Document templates — shared letterhead, blank, and merge templates that seed new working files
Last updated: July 12, 2026 by Steve
Document Templates
Document templates are tenant-shared starter files that seed new working files in a request's Documents workspace. Each template is a letterhead, blank, or merge document (Word or Excel) stored once and copied whenever a coordinator starts a new draft — so response letters and worksheets begin from a consistent, branded starting point.

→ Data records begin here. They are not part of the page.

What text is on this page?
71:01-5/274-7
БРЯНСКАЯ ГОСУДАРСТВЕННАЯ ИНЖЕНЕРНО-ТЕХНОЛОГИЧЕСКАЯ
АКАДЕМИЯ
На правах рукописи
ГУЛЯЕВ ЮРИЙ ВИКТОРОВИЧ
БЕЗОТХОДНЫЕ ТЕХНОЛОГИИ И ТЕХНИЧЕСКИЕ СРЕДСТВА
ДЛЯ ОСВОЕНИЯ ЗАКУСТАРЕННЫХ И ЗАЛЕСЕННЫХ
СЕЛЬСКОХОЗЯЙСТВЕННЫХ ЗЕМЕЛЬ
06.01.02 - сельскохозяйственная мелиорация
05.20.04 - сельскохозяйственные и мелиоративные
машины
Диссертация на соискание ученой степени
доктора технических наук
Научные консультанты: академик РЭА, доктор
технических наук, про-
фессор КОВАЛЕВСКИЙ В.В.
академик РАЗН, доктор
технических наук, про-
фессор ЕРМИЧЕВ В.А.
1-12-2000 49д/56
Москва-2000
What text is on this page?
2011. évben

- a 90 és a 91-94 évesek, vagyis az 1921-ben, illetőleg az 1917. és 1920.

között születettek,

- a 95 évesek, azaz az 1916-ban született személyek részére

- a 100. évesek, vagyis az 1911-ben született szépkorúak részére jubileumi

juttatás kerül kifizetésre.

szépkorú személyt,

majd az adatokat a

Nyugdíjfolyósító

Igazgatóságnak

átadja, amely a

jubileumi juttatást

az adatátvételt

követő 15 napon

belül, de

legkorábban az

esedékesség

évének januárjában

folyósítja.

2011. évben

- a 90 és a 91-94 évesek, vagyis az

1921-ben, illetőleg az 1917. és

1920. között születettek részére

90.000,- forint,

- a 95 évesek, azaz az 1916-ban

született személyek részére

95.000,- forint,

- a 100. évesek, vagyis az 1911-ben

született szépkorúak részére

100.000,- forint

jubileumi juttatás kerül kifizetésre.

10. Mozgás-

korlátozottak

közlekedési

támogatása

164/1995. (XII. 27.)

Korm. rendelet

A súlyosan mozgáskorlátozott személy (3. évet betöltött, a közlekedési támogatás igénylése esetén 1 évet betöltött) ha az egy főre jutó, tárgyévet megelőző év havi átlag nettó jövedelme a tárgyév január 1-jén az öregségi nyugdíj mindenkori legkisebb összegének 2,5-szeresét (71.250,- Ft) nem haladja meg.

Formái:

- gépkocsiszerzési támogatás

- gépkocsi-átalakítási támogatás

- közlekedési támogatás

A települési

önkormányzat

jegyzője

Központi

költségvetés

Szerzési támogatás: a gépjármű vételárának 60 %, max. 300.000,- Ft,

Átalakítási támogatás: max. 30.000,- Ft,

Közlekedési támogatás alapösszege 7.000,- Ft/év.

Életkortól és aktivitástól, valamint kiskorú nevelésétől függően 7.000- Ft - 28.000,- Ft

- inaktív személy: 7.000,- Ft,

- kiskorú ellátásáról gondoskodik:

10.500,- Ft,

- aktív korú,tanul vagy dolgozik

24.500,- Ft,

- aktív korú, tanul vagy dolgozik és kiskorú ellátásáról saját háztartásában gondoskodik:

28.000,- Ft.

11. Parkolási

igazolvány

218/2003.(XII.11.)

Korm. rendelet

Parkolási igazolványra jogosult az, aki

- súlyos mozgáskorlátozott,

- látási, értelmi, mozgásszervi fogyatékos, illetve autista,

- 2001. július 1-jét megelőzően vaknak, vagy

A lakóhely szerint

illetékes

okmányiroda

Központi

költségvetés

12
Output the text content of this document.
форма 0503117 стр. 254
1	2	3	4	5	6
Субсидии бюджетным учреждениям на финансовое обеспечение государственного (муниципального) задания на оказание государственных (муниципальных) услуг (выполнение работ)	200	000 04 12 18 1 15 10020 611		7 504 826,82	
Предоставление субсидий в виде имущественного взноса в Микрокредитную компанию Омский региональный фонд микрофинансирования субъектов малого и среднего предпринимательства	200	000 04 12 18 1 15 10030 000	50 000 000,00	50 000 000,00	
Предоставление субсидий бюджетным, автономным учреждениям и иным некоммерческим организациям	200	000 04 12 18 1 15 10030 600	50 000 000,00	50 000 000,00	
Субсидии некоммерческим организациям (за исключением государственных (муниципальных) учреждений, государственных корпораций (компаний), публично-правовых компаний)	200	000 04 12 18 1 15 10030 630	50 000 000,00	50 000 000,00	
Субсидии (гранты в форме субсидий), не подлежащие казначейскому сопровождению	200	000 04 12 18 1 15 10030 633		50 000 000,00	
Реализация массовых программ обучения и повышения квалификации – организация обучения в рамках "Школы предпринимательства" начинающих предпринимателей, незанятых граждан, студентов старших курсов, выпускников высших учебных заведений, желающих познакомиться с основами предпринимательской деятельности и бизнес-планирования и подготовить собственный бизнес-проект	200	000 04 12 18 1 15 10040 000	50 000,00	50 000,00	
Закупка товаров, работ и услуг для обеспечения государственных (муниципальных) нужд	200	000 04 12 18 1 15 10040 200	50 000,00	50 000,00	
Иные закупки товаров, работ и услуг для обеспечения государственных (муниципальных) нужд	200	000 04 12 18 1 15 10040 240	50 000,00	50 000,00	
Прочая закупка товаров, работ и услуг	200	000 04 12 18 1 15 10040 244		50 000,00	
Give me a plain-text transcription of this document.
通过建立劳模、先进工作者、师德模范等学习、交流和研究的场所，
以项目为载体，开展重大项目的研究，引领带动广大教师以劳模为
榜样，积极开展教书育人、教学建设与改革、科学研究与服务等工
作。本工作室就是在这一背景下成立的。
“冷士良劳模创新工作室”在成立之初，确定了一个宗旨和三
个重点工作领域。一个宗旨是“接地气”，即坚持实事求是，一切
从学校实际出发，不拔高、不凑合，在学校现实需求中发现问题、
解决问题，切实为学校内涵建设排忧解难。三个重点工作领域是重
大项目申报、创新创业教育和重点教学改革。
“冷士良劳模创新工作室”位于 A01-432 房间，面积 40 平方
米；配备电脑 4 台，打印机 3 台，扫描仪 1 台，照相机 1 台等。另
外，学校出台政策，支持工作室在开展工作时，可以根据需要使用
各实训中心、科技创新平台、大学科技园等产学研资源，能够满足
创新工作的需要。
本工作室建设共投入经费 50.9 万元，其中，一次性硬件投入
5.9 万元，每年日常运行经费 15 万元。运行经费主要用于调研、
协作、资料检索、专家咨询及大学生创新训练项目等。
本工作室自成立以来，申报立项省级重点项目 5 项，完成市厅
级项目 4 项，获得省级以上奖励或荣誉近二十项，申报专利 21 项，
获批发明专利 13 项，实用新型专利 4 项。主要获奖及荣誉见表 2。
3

(screenshot placeholder — capture: the Document templates settings screen listing templates with their Kind and File format, and an upload control)
Where to find it
Open the Settings hub and choose Document templates, grouped with the other template editors — Correspondence templates and Notification templates.
Template fields
| Field | What it controls |
|---|---|
| Name | The label shown when a coordinator picks a template for a new working file |
| Kind | Letterhead, Merge, or Blank |
| File format | The document format — docx or xlsx |
| Template file | The uploaded document that is copied to seed the working file |
| Active | Only active templates are offered |
Template kinds
| Kind | What it produces |
|---|---|
| Letterhead | A pre-branded document to draft on top of |
| Blank | An empty starter in the chosen format |
| Merge | A document whose fields are filled in when it is used |
How it affects end-user behavior
On a request's Documents workspace, the Working files sub-tab is a scratch area for drafts. When a coordinator starts a new working file from a template, the template is copied in with check-out/versioning and notes. For requests, the Finalize action seals a working-file draft into correspondence. These are distinct from the letterhead or merge template chosen for a correspondence PDF copy — document templates seed working files, correspondence templates render sent letters.
Tips
- Keep an active letterhead for each kind of document your office drafts.
- Deactivate outdated templates rather than deleting them, so existing working files keep their provenance.
- Use merge templates where a draft should pre-fill known details; use blank for a free-form starter.